Le groupe à faible teneur en glucides a également connu d’autres améliorations. Ils ont eu une baisse de leurs triglycérides, un type de graisse dans le sang qui est lié aux crises cardiaques et aux accidents vasculaires cérébraux. Et ils ont eu des augmentations de leurs niveaux d’adiponectine, une hormone qui aide à réduire l’inflammation et à rendre les cellules plus sensibles à l’insuline, ce qui est une bonne chose. Des niveaux élevés d’inflammation à l’échelle du corps sont liés à une gamme de maladies liées à l’âge, notamment les maladies cardiaques et le diabète.

Le régime pauvre en glucides qui a été utilisé dans l’étude a largement éliminé les aliments hautement transformés et sucrés tout en laissant de la place aux glucides de “haute qualité” provenant de fruits et légumes entiers, de haricots, de légumineuses et d’autres plantes, a déclaré le Dr David Ludwig, auteur de l’étude et un endocrinologue à la Harvard Medical School. “Il est principalement axé sur l’élimination des glucides transformés, dont beaucoup de gens reconnaissent maintenant qu’ils font partie des aspects les moins sains de notre approvisionnement alimentaire”, a déclaré le Dr Ludwig, codirecteur du New Balance Foundation Obesity Prevention Center au Boston Children’s Hospital. .

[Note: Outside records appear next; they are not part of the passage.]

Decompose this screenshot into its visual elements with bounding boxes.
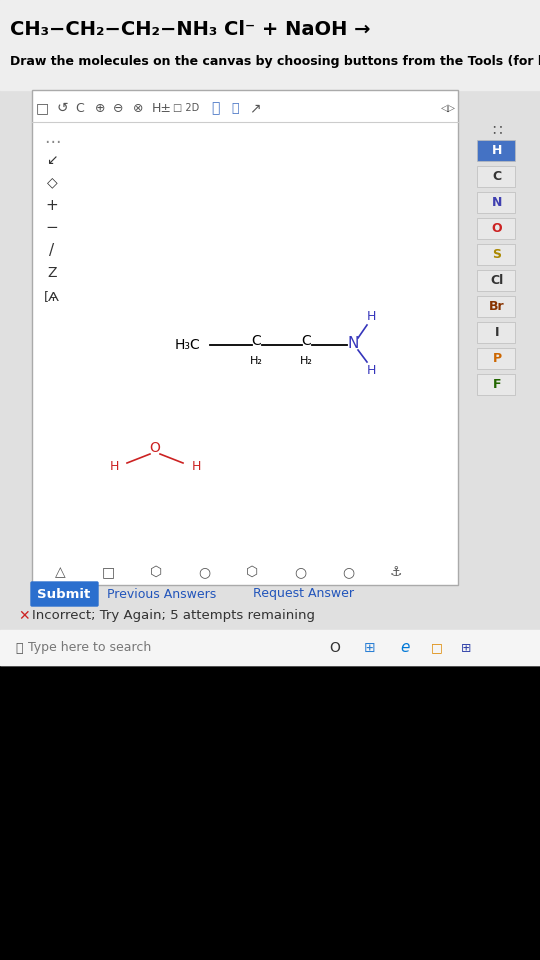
Text: /: / <box>50 243 55 257</box>
Text: ⊖: ⊖ <box>113 102 123 114</box>
Text: ⓘ: ⓘ <box>211 101 219 115</box>
Text: H±: H± <box>152 102 172 114</box>
Bar <box>0 0 540 90</box>
Text: CH₃−CH₂−CH₂−NH₃ Cl⁻ + NaOH →: CH₃−CH₂−CH₂−NH₃ Cl⁻ + NaOH → <box>10 20 370 39</box>
Text: …: … <box>44 129 60 147</box>
Text: Previous Answers: Previous Answers <box>107 588 216 601</box>
Text: ↙: ↙ <box>46 153 58 167</box>
Text: e: e <box>400 640 410 656</box>
Text: [Ѧ: [Ѧ <box>44 291 60 303</box>
Text: ○: ○ <box>342 565 354 579</box>
Text: □: □ <box>102 565 114 579</box>
Text: ∷: ∷ <box>492 123 502 137</box>
Bar <box>32 90 458 585</box>
Text: −: − <box>45 221 58 235</box>
Text: ❓: ❓ <box>231 102 239 114</box>
Text: ◁▷: ◁▷ <box>441 103 456 113</box>
Bar <box>477 218 515 239</box>
Text: ⬡: ⬡ <box>150 565 162 579</box>
Text: Request Answer: Request Answer <box>253 588 354 601</box>
Bar <box>477 192 515 213</box>
Text: ⚓: ⚓ <box>390 565 402 579</box>
Text: ○: ○ <box>198 565 210 579</box>
Text: ⬡: ⬡ <box>246 565 258 579</box>
Text: Incorrect; Try Again; 5 attempts remaining: Incorrect; Try Again; 5 attempts remaini… <box>32 610 315 622</box>
Text: Submit: Submit <box>37 588 91 601</box>
Text: ○: ○ <box>294 565 306 579</box>
Bar <box>477 322 515 343</box>
Text: N: N <box>492 196 502 208</box>
Text: H₂: H₂ <box>249 356 262 366</box>
Text: ⊕: ⊕ <box>94 102 105 114</box>
Text: +: + <box>45 198 58 212</box>
Text: P: P <box>492 351 502 365</box>
Text: ✕: ✕ <box>18 609 30 623</box>
Text: H: H <box>366 310 376 324</box>
Text: ↺: ↺ <box>56 101 68 115</box>
Text: Z: Z <box>48 266 57 280</box>
Text: Draw the molecules on the canvas by choosing buttons from the Tools (for bonds a: Draw the molecules on the canvas by choo… <box>10 55 540 68</box>
Text: C: C <box>301 334 311 348</box>
Bar <box>0 630 540 665</box>
Bar <box>477 374 515 395</box>
Text: H₃C: H₃C <box>174 338 200 352</box>
Text: ◇: ◇ <box>46 175 57 189</box>
Bar <box>0 0 540 665</box>
Text: C: C <box>76 102 84 114</box>
Text: Cl: Cl <box>490 274 504 286</box>
Text: Type here to search: Type here to search <box>28 641 151 655</box>
Text: ⌕: ⌕ <box>15 641 23 655</box>
Text: N: N <box>347 335 359 350</box>
Text: C: C <box>492 170 502 182</box>
FancyBboxPatch shape <box>31 582 98 606</box>
Text: H: H <box>492 143 502 156</box>
Text: O: O <box>150 441 160 455</box>
Text: O: O <box>329 641 340 655</box>
Bar <box>477 270 515 291</box>
Text: O: O <box>492 222 502 234</box>
Text: □: □ <box>36 101 49 115</box>
Text: Br: Br <box>489 300 505 313</box>
Text: □: □ <box>431 641 443 655</box>
Text: H₂: H₂ <box>300 356 313 366</box>
Text: S: S <box>492 248 502 260</box>
Bar <box>477 244 515 265</box>
Text: C: C <box>251 334 261 348</box>
Text: I: I <box>495 325 500 339</box>
Text: ⊞: ⊞ <box>461 641 471 655</box>
Text: ⊞: ⊞ <box>364 641 376 655</box>
Text: □ 2D: □ 2D <box>173 103 199 113</box>
Text: H: H <box>109 461 119 473</box>
Text: ⊗: ⊗ <box>133 102 143 114</box>
Text: H: H <box>366 364 376 376</box>
Bar <box>477 166 515 187</box>
Text: △: △ <box>55 565 65 579</box>
Text: F: F <box>493 377 501 391</box>
Text: H: H <box>191 461 201 473</box>
Bar <box>477 296 515 317</box>
Bar <box>477 140 515 161</box>
Text: ↗: ↗ <box>249 101 261 115</box>
Bar <box>477 348 515 369</box>
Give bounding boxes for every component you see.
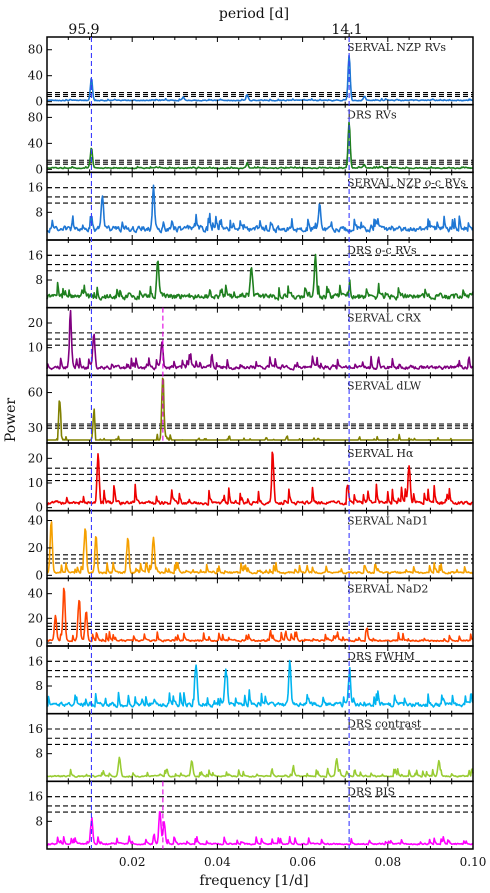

Le Dr Ludwig a souligné que les résultats ne s’appliquent pas aux très faibles niveaux de glucides typiques des régimes cétogènes, dont il a été démontré qu’ils provoquent de fortes élévations du cholestérol LDL chez certaines personnes. Mais il a déclaré que l’étude montre que les gens peuvent obtenir des avantages métaboliques et cardiovasculaires en remplaçant les glucides transformés dans leur alimentation par des graisses, y compris des graisses saturées, sans aggraver leur taux de cholestérol.

La nouvelle étude a coûté 12 millions de dollars et a été largement financée par la Nutrition Science Initiative, un groupe de recherche à but non lucratif. Il a également été soutenu par des subventions des National Institutes of Health, de la New Balance Foundation et d’autres.